VSCode is growing which is concerning, not from a competitive point of view but actually from the point of view that there is clearly a lack of understanding of what an IDE gives you. VSCode is a code editor with some features that you’d find in an IDE, and extensions that can provide additional functionality – so if people are turning to VSCode for developing it may imply that developers don’t know what a fully-featured IDE can give them. In the web space it is understandable to use an editor as web developers are typically working with dynamic languages, and often use other tools like browser plugins to give them what they need.. But in Java, especially professional Java, you really get a lot out of a good tool that has integration with the application server and you can really use the analysis and refactoring and everything.
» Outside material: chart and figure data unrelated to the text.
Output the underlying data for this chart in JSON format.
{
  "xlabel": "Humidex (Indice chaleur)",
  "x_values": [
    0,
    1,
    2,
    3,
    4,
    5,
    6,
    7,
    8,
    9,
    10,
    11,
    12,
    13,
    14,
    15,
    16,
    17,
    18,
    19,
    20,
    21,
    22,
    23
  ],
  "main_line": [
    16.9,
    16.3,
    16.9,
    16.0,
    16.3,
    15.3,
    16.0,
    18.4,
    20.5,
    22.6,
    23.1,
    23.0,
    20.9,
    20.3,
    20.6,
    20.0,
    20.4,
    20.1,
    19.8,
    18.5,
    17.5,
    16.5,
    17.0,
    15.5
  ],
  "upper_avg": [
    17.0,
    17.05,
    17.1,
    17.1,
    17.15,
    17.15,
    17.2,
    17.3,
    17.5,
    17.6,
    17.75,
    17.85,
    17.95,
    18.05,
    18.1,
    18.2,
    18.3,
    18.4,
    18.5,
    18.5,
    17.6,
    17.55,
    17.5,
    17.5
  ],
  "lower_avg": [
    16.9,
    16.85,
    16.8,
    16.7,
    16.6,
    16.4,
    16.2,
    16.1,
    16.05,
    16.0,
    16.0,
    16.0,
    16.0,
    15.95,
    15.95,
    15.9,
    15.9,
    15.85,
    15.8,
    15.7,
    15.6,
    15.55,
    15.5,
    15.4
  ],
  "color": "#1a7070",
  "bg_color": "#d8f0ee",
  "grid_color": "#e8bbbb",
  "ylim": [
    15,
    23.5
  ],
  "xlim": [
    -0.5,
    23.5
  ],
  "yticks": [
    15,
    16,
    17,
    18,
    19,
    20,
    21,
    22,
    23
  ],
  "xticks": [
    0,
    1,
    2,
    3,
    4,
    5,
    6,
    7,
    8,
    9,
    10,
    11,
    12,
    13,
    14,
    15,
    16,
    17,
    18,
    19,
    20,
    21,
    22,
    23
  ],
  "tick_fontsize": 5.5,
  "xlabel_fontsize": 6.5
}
IME a lot of developers don't like their IDE heavily coupled to backend servers and environments, but actually prefer the "code editor + useful features" approach. It makes combining with CI/CD a lot simpler for one, since the activities run on a project can simply be the same as those run on the pipeline. A quick "mvn install" is often enough for many/most modules. Many devs only really want advanced editing + syntax highlighting + language server.
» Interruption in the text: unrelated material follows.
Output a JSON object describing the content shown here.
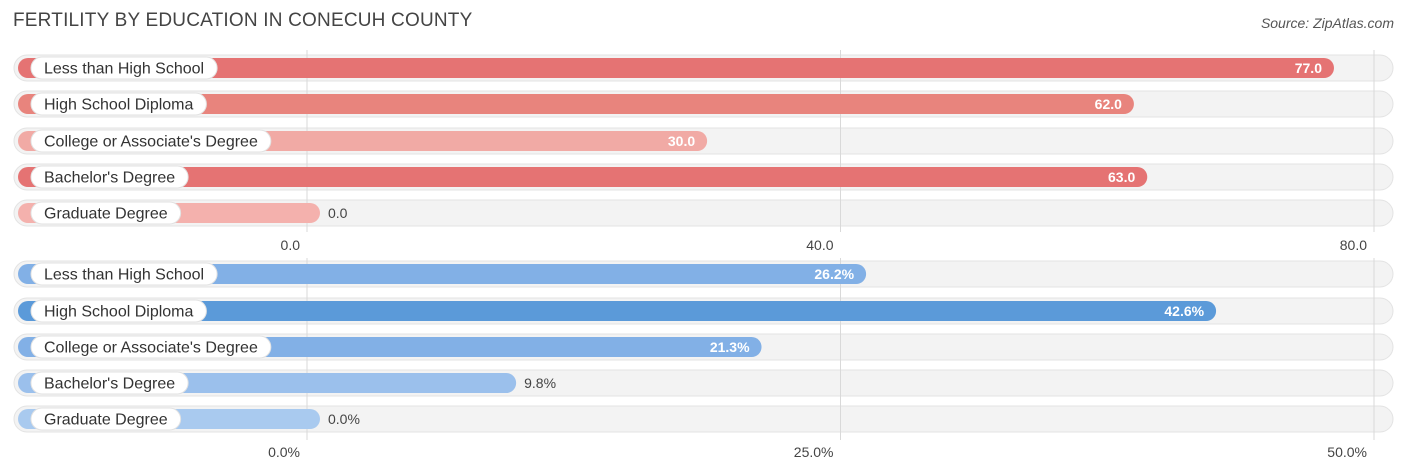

This is why it's worth contributing to your language's LSP server[0] and why I encourage every Kotlin dev I see to contribute to Kotlin's[1].

I personally find IDEs are way too complex and cluttered for my personal tastes. To boot, a code editor allows for unified workflows across a broad swathe of languages in ways that IDEs simply can't replicate. It's a pity Jetbrains has long held a dismissive attitude[2] toward developers that don't want a full blown IDE, but that's what you get when there are financial incentives attached.